Hace 27 años, el Oráculo del Bosque de los Siete Sabios habló por primera vez después de siglos en silencio:
"La primera niña nacida en Luna Nueva no será hija de la Luna. Ella tendrá su propia magia, y esa magia será la Luz en la Oscuridad. El fin...
― ¡Venga, dormilona, levanta! ―Dante empezó a hacerme cosquillas.
― Vale, vale para ya, ya voy.
No podía parar de reírme; me cogió con sus grandes manos y se tumbó encima de mí. Me besó y le besé; no podía parar de besarlo, era como una droga y yo me estaba haciendo adicta de él y no quería parar. Le toqué el pecho y le apreté hacia mí; quería tenerlo lo más cerca posible de mi cuerpo, quería sentir su piel lo más pegada posible a la mía.
― Para, lobita, para... o no podré contenerme.
Se levantó y me cogió en brazos; me pegó contra las paredes de la cueva mientras me sujetaba y seguíamos besándonos. Me besaba como si yo fuera lo más especial y lo más bonito que él tenía.
― No sé qué me haces... me estás volviendo loco. ―Podía notar que estaba igual de excitado que yo en ese momento.― Tenemos que parar, amor; aunque me muera de ganas de hacer el amor contigo, este no es el lugar en el que me gustaría hacerlo la primera vez.
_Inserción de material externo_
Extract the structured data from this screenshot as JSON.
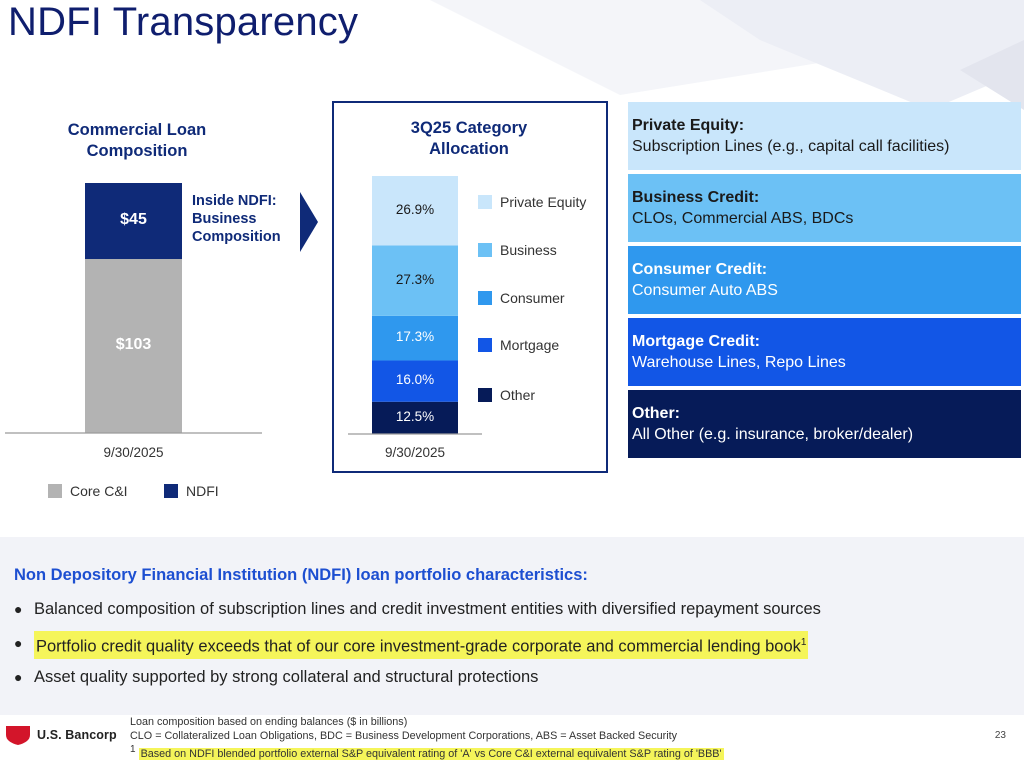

Puse cara triste y me bajé al suelo; aunque en ese momento no lo había pensado y me había dejado llevar por la excitación del momento y por la fuerte atracción que sentíamos el uno por el otro, tenía razón. Esa cueva no era el lugar.
― Tienes razón, aunque no quiera admitirlo.
Cogimos nuestras cosas y salimos de la cueva abrazados; parecíamos dos adolescentes. Dante no paraba de sonreír y ambos bromeábamos y nos reíamos; me encantaba verlo así. Estaba acostumbrada a verle siempre tan serio y autoritario que todo eso era nuevo para mí.
― Me gusta verte sonreír.
― ¿Qué puedo decir? Tú me haces sonreír.
Le volví a besar; estaba como en una especie de nube en ese momento, todo parecía un sueño y yo no quería despertar, pero el momento de felicidad desapareció. En ese instante Dante se detuvo y me hizo un gesto para que me callara.
― Creo que nos observan.
Lo vi mirando a todas partes y justo en ese momento, delante de nosotros, salió un pequeño conejo que se metió entre las piernas de Dante y lo tiró al suelo.
― ¡Mierda! Todavía no estoy recuperado del todo, tenía que haberme dado cuenta. ―Intentó levantarse, pero le costaba.
― Ven, yo te ayudo. ―Le tendí mi mano para que le agarrara y tiré de él.― ¿Estas bien?
― Me noto algo mareado, pero estoy bien, no te preocupes.
― No hace falta que te hagas el duro conmigo; yo también puedo cuidarte como haces tú.
Cogí su brazo, y lo pasé por mis hombros y le agarré de la cintura; seguimos andando así durante un rato y ya estábamos cerca de nuestras tierras.
― Sigo sintiendo que nos observan. ¿Tú no notas nada?
No había notado nada, la verdad; miré a mi alrededor, pero tampoco veía nada extraño.
― No.
Nos quedaba muy poco para llegar; apenas un metro nos separaba de nuestros límites. Pero ahora sí lo había notado, era esa sensación que había tenido ya varias veces. Volví a mirar hacia todas partes y lo volví a ver, allí estaban esos ojos amarillos observando en la oscuridad.